Dziennikarz Telewizji Polsat Jacek Gasiński wygrał w sądzie z Telewizją Polską. Wyrok jest prawomocny i nie podlega kasacji. 7 lat temu nadawca publiczny niesłusznie oskarżył swojego byłego korespondenta o przywłaszczenie 3 tys. dolarów. Z informacji Wirtualnemedia.pl wynika, że chodziło o rozliczenie placówki w Moskwie.
Zakończeniem sporu prawnego z TVP Gasiński pochwalił się na Facebooku. – 7 lat temu niejaki Kurski, po zwolnieniu mnie z pracy, „bo nie pasowałem do nowej koncepcji” (tu akurat miał rację) pozwał mnie do sądu oskarżając o przywłaszczenie 3 tysięcy USD. A wyszło na to, że to TVP jest mi winne jeszcze dwieście kilkadziesiąt (nie tysięcy). Sąd II instancji odrzucił apelację. Wyrok jest ostateczny i nie podlega kasacji – poinformował dziennikarz, który w latach 2013-2016 był korespondentem Telewizji Polskiej w stolicy Rosji.
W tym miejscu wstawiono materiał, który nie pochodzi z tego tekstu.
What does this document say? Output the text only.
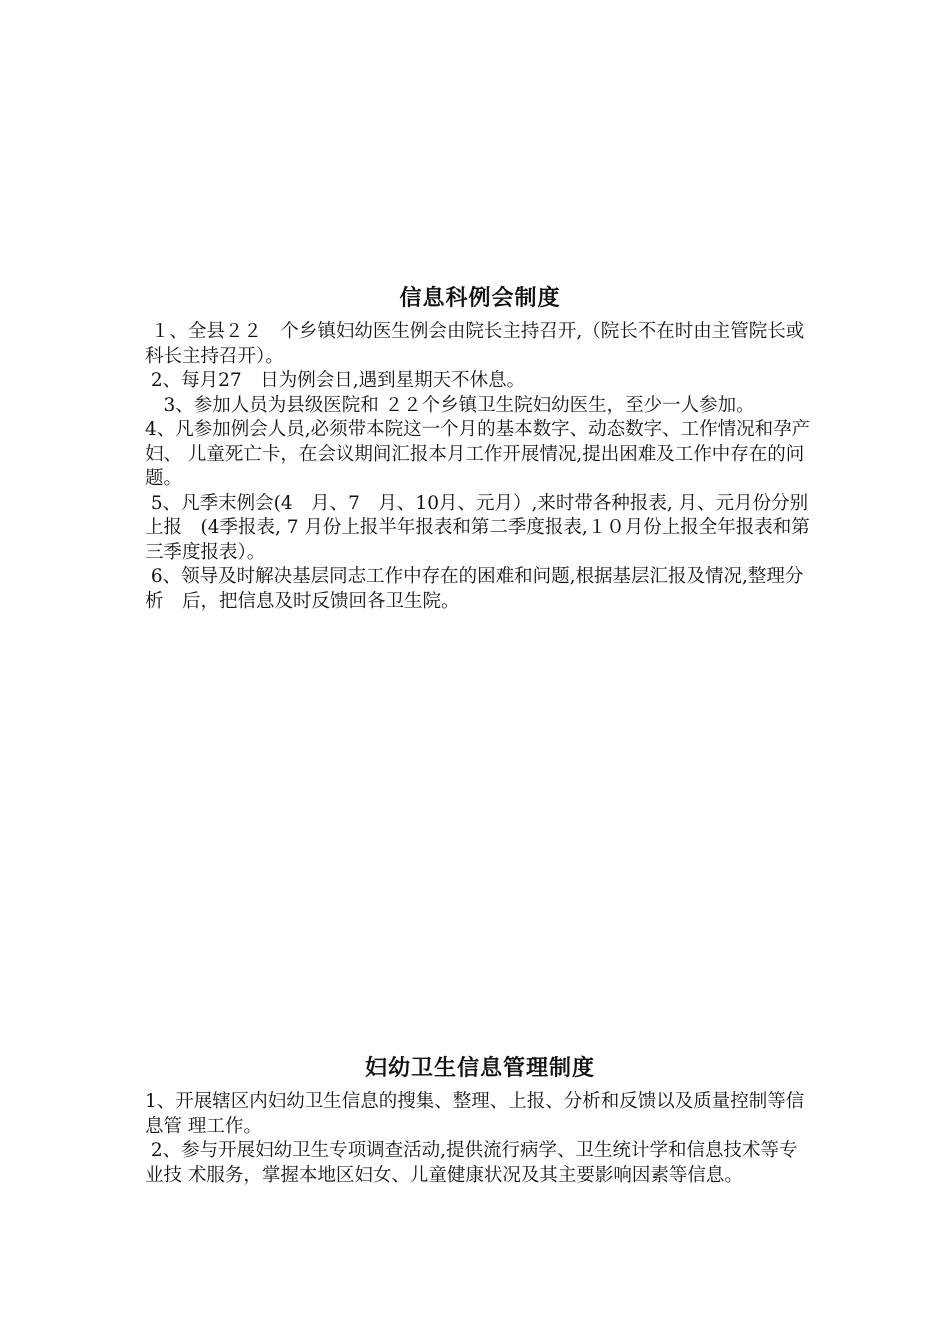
信息科例会制度

１、全县２２　个乡镇妇幼医生例会由院长主持召开,（院长不在时由主管院长或科长主持召开）。

2、每月27　日为例会日,遇到星期天不休息。

　3、参加人员为县级医院和 ２２个乡镇卫生院妇幼医生，至少一人参加。

4、凡参加例会人员,必须带本院这一个月的基本数字、动态数字、工作情况和孕产妇、 儿童死亡卡，在会议期间汇报本月工作开展情况,提出困难及工作中存在的问题。

5、凡季末例会(4　月、7　月、10月、元月）,来时带各种报表, 月、元月份分别上报　(4季报表, 7 月份上报半年报表和第二季度报表,１０月份上报全年报表和第三季度报表）。

6、领导及时解决基层同志工作中存在的困难和问题,根据基层汇报及情况,整理分析　后，把信息及时反馈回各卫生院。

妇幼卫生信息管理制度

1、开展辖区内妇幼卫生信息的搜集、整理、上报、分析和反馈以及质量控制等信息管 理工作。

2、参与开展妇幼卫生专项调查活动,提供流行病学、卫生统计学和信息技术等专业技 术服务，掌握本地区妇女、儿童健康状况及其主要影响因素等信息。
„Naprzeciwko miałem całe biuro prawne TVPiS”
Dalej skrytykował poczynania władz TVP związanych z Prawem i Sprawiedliwością. – Niby wiedziałem, że prawda zwycięży, ale stres był, bo występowałem przed sądem osobiście, bez prawników. A naprzeciwko miałem całe biuro prawne TVPiS. Swoją drogą słabe biuro. Dzisiaj mogę to powiedzieć z pełną odpowiedzialnością. I płacą na nie ciągle pan i pani. Ciekawe ile spraw wytoczyli i przegrali za państwowe pieniądze – dodał dziennikarz Polsatu.
Gasiński w latach 2004-2006 był reporterem „Wiadomości” TVP1. Od 2006 do 2010 roku pracował w tej samej roli w „Faktach” TVN. W 2010 roku wrócił do „Wiadomości”, a trzy lata później został korespondentem w Moskwie. W maju 2016 roku został zwolniony.
W kolejnych latach Gasiński był związany z Eurozetem (szef portalu Mamzdanie.pl), Nową TV (redakcja „24 Godzin”), a następnie Superstacją. 1 czerwca 2019 roku przeszedł do Polsat News. Przygotowuje materiały o tematyce społecznej, gospodarczej i politycznej dla tego kanału informacyjnego, a także „Wydarzeń”.